Hi, I don't know whether anyone else has this problem (I did see a post from a SKY user but it didnt' seem quite the same).

I have a Thompson Scenium Tivo box, and an NTL set top box. Generally the channel changing is ok, but sometimes (randomly) it gets itself in a state where it goes to channel 0 (on the NTL box) rather than 30 or whatever. This usually happens after I've been recording a program (for example on 30), the recording finishes, and the Tivo tries to change to the same channel again. It's this that usually fails (ending up on the wrong channel)

If I then (using the TIVO remote) enter the channel number again, the NTL box shows the correct number, but the Tivo box shows the blue screen saying it's not getting a signal from the NTL box. But connecting it to the TV shows the NTL box is outputting, so the Tivo box seems to be in a strange state.

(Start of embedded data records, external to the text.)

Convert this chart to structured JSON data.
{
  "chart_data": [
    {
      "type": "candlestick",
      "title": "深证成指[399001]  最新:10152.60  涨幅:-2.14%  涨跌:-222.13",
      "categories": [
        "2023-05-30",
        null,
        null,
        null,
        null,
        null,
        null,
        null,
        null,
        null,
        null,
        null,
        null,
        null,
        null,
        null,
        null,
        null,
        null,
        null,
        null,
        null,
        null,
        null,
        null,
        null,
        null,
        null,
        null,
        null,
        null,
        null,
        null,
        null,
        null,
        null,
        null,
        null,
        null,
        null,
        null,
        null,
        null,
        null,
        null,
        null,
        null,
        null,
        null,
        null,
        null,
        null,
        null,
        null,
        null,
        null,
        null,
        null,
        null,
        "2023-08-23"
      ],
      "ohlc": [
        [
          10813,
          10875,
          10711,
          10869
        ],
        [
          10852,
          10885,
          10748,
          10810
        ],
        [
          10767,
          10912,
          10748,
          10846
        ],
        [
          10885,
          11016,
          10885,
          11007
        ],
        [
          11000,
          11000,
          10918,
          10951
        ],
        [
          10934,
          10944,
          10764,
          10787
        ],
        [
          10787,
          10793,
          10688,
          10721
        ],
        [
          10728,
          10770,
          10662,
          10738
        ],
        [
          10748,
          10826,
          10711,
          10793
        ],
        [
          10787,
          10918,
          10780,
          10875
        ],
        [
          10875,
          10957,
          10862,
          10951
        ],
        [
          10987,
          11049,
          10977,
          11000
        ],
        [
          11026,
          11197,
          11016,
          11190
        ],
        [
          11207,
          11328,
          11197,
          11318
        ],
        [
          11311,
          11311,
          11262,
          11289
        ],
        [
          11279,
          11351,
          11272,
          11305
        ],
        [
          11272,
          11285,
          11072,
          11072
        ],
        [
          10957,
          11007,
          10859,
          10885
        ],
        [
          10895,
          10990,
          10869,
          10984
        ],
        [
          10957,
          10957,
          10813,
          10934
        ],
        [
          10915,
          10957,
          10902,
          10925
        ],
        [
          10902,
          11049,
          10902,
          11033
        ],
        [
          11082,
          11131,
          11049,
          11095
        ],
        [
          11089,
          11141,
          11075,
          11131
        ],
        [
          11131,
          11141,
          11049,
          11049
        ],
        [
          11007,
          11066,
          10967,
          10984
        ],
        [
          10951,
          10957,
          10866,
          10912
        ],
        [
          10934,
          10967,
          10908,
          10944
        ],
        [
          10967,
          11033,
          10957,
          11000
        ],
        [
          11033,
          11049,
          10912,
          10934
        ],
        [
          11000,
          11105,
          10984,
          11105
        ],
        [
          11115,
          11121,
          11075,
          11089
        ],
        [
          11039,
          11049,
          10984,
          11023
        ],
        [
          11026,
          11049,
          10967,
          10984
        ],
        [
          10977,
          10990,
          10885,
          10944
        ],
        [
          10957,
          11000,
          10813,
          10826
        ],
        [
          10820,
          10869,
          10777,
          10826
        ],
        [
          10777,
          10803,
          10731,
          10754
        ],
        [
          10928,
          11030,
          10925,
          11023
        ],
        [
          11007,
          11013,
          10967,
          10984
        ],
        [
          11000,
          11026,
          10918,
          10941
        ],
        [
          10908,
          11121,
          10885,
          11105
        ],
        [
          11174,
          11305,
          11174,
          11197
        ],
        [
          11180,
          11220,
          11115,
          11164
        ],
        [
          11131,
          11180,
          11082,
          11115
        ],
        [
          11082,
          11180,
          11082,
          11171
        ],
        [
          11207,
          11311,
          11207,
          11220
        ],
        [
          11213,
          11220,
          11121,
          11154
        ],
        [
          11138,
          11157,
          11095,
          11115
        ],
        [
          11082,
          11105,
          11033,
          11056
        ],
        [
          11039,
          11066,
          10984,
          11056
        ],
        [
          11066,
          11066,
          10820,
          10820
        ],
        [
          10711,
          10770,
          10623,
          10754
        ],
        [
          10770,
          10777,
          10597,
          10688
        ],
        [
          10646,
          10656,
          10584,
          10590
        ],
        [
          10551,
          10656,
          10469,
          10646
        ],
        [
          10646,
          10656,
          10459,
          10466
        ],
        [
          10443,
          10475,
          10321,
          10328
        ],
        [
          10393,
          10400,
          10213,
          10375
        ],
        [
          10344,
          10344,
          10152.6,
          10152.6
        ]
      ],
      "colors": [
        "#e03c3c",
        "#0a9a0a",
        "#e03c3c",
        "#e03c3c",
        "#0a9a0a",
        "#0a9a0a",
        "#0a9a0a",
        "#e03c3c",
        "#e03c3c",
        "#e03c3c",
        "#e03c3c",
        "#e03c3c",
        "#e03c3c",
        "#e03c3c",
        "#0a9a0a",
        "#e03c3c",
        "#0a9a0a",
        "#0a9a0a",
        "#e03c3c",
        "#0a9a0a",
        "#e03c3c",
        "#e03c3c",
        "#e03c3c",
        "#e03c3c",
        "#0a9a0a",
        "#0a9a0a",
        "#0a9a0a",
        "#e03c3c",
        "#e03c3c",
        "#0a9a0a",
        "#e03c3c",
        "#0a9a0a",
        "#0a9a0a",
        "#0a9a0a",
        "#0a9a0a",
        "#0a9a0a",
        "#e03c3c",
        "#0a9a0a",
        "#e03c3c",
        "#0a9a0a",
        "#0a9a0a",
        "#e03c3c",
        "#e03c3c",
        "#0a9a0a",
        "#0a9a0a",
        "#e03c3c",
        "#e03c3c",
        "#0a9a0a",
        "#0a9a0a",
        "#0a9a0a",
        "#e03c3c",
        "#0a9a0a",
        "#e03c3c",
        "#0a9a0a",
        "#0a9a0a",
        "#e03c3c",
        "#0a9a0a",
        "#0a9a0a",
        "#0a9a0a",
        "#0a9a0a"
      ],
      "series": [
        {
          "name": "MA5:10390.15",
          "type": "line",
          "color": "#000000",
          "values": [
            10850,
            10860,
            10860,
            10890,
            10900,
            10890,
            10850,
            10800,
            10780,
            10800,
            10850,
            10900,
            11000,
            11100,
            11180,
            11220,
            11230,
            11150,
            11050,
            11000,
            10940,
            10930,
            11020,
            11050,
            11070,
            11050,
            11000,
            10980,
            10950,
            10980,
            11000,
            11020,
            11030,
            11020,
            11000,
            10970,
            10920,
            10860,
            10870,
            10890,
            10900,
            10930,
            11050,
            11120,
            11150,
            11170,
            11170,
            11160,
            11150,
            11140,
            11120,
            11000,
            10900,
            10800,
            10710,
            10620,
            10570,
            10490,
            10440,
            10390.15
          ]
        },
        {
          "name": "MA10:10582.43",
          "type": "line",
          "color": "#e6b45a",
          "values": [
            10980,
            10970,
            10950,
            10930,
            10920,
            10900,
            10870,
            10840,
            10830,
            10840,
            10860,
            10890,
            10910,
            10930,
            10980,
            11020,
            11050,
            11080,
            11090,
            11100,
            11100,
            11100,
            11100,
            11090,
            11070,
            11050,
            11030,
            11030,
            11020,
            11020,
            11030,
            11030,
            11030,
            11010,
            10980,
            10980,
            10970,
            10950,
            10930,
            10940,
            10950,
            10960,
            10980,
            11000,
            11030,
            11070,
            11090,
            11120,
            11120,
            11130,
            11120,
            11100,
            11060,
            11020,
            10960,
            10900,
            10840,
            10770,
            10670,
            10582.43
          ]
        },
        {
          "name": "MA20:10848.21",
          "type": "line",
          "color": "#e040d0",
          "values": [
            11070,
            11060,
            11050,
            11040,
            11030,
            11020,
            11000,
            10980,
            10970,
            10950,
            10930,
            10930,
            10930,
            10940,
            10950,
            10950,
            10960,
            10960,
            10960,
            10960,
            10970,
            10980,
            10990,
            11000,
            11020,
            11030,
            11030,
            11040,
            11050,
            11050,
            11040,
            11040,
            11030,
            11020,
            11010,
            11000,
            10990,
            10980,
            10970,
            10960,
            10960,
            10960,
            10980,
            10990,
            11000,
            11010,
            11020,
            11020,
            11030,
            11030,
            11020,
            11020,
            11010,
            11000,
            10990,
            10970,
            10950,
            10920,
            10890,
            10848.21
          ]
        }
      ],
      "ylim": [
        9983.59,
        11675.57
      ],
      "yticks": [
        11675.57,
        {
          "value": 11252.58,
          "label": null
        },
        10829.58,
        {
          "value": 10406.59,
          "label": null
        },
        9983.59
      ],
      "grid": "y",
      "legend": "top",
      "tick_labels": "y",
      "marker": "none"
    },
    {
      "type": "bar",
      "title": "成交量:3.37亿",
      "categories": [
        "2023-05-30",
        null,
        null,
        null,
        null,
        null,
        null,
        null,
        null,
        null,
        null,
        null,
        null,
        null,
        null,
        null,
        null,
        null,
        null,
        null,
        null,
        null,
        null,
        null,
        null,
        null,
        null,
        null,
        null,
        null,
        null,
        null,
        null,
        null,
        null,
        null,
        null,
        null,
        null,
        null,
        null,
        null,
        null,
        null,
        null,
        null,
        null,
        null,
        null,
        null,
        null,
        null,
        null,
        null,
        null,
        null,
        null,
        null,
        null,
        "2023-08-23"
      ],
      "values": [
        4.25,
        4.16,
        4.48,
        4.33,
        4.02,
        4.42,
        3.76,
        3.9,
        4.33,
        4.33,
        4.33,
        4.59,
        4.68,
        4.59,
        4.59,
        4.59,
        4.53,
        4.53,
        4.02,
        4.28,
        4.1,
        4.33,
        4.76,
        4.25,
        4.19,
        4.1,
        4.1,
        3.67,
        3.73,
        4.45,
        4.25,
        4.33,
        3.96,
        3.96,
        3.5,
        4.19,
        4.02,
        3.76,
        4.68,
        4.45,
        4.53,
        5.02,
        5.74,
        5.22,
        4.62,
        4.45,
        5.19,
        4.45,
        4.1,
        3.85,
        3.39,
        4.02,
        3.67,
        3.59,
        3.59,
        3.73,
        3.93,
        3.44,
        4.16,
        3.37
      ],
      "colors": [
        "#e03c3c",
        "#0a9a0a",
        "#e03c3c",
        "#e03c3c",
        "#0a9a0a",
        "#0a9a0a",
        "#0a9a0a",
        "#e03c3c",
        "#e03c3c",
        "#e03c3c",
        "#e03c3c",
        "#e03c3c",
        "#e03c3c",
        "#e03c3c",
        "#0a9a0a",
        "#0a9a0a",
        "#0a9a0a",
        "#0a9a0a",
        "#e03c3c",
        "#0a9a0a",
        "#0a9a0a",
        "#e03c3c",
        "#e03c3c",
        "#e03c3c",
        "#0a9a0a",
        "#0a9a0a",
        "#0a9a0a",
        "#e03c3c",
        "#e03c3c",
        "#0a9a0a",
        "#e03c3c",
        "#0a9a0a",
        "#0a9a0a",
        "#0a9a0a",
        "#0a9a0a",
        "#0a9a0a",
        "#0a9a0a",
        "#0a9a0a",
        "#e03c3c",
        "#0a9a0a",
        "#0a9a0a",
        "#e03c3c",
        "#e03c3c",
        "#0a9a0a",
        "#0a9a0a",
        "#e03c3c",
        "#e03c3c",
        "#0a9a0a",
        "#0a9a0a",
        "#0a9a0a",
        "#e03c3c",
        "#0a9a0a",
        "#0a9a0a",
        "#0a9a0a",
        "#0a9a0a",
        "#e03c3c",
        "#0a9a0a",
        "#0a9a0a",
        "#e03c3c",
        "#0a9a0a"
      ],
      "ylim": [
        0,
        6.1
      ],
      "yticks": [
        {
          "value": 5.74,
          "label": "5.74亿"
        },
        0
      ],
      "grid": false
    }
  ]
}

Entering the channel *again* fixes it (I think by forcing the Tivo to try again).

I've tried a variety of different speed settings on the IR setup, but this seems to be the best I can get it, which is really annoying if it ends up recording the wrong channel (or recording a black screen) on a subsequent record.

This is the only complaint I have on an otherwise excellent product. Can anyone help?

Thanks in advance.

Steve.


----------



## GarySargent (Oct 27, 2000)

You shouldn't enter the same channel again that TiVo already thinks it is on, as it assumes you want to go to that channel on its RF tuner (hence the blue no signal screen). Entering the channel again switches back to the SCART input version of that channel number.

If you end up on channel 0, press channel up, then channel down, or do what you do now.


----------



## beastman (May 26, 2002)

steve I've has the same problem as you - intermitantly - did you resolve it?


----------